There is an established weight of scientific evidence that HRT, including BHRT, is effective in treating symptoms of the menopause. Therefore, straight-forward claims to treat menopausal symptoms using the therapy are likely to be acceptable.
The ASA has previously considered claims that a product is “natural” to be misleading where the source of that product was natural but where the processes involved to make the product suitable for human consumption rendered that “natural” claim misleading (President Properties Ltd, 16 July 2014).
Whilst the ASA has not considered the use of “natural” for this type of treatment, there is a risk that a claim that the hormones used in bio-identical HRT are “natural” may be problematic because the hormones used in the therapy are not found in a bio-identical form in nature, but are synthesized from chemicals found in plant sources like yams and soy. Although derived from natural sources, the process of synthesis involved in developing the treatment may render a “natural” descriptor misleading.

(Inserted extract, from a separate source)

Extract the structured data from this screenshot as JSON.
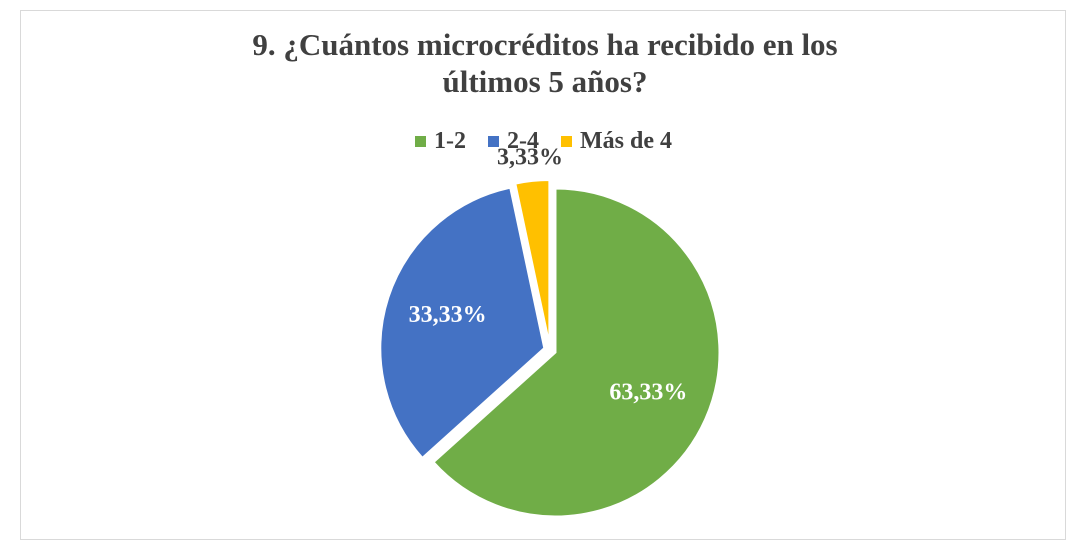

The ASA and CAP have not yet seen evidence to support claims that compounded HRT is more effective than uncompounded HRT or implied claims about the effectiveness of compounded HRT. As such claims like “we can tailor the treatment to your specific needs” are unlikely to be acceptable (Stratford Dermatherapy Clinic, 6 September 2017).
Claims that compounded HRT is safer than uncompounded HRT should also be avoided. The ASA understands that there are no requirements for safety testing for HRT in compounded form, meaning that the relative safety of bespoke forms of HRT is unknown.

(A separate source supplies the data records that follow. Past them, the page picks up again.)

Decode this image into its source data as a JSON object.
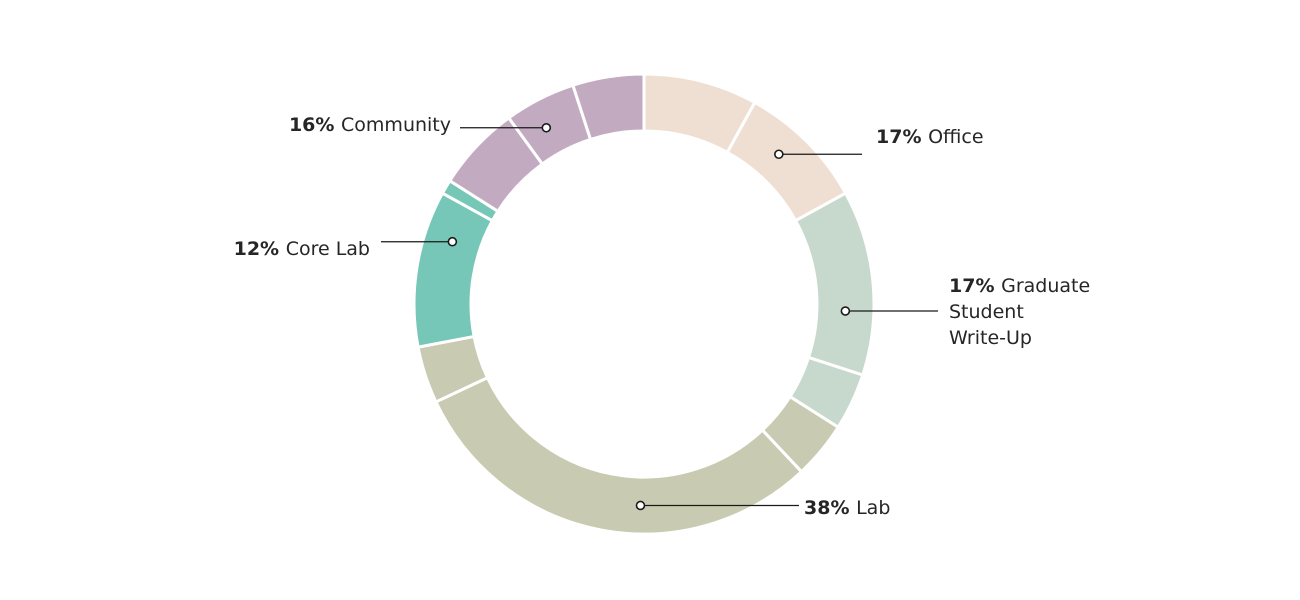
{
  "chart_data": {
    "type": "pie",
    "variant": "donut",
    "categories": [
      "Office",
      "Graduate Student Write-Up",
      "Lab",
      "Core Lab",
      "Community"
    ],
    "values": [
      17,
      17,
      38,
      12,
      16
    ],
    "labels": [
      {
        "percent": "17%",
        "lines": [
          "Office"
        ]
      },
      {
        "percent": "17%",
        "lines": [
          "Graduate",
          "Student",
          "Write-Up"
        ]
      },
      {
        "percent": "38%",
        "lines": [
          "Lab"
        ]
      },
      {
        "percent": "12%",
        "lines": [
          "Core Lab"
        ]
      },
      {
        "percent": "16%",
        "lines": [
          "Community"
        ]
      }
    ],
    "colors": [
      "#efdfd2",
      "#c7d8cd",
      "#c8cbb1",
      "#76c7b7",
      "#c2abc1"
    ],
    "sub_segments": [
      [
        8,
        9
      ],
      [
        13,
        4
      ],
      [
        4,
        30,
        4
      ],
      [
        11,
        1
      ],
      [
        6,
        5,
        5
      ]
    ],
    "separator_color": "#ffffff",
    "marker_color": "#1a1a1a",
    "start_angle_deg": 0,
    "direction": "clockwise",
    "title": "",
    "legend": "none"
  }
}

Safety comparisons between uncompounded BHRT and uncompounded non-bio-identical HRT should be made with care. The evidence the ASA has seen to date only demonstrates the comparative safety in relation to the risks of developing breast cancer when BHRT containing progesterone is used. Marketers are therefore advised against making safety comparisons that go beyond this unless they hold a robust body of evidence (Stratford Dermatherapy Clinic, 6 September 2017).
Medicines must be licenced by the Medicines and Healthcare products Regulatory Agency (MHRA) before being sold and advertised. Treatment claims should accurately reflect the Summary of Product Characteristics (SPC) that accompanies the licence.
Whilst the menopause itself is obviously not a medical condition, the ASA is likely to consider the symptoms of the menopause to be conditions for which medical supervision should be sought. Claims to treat those symptoms are likely to discourage essential treatment, unless that treatment is carried out under the supervision of a suitably qualified health professional (rule 12.2).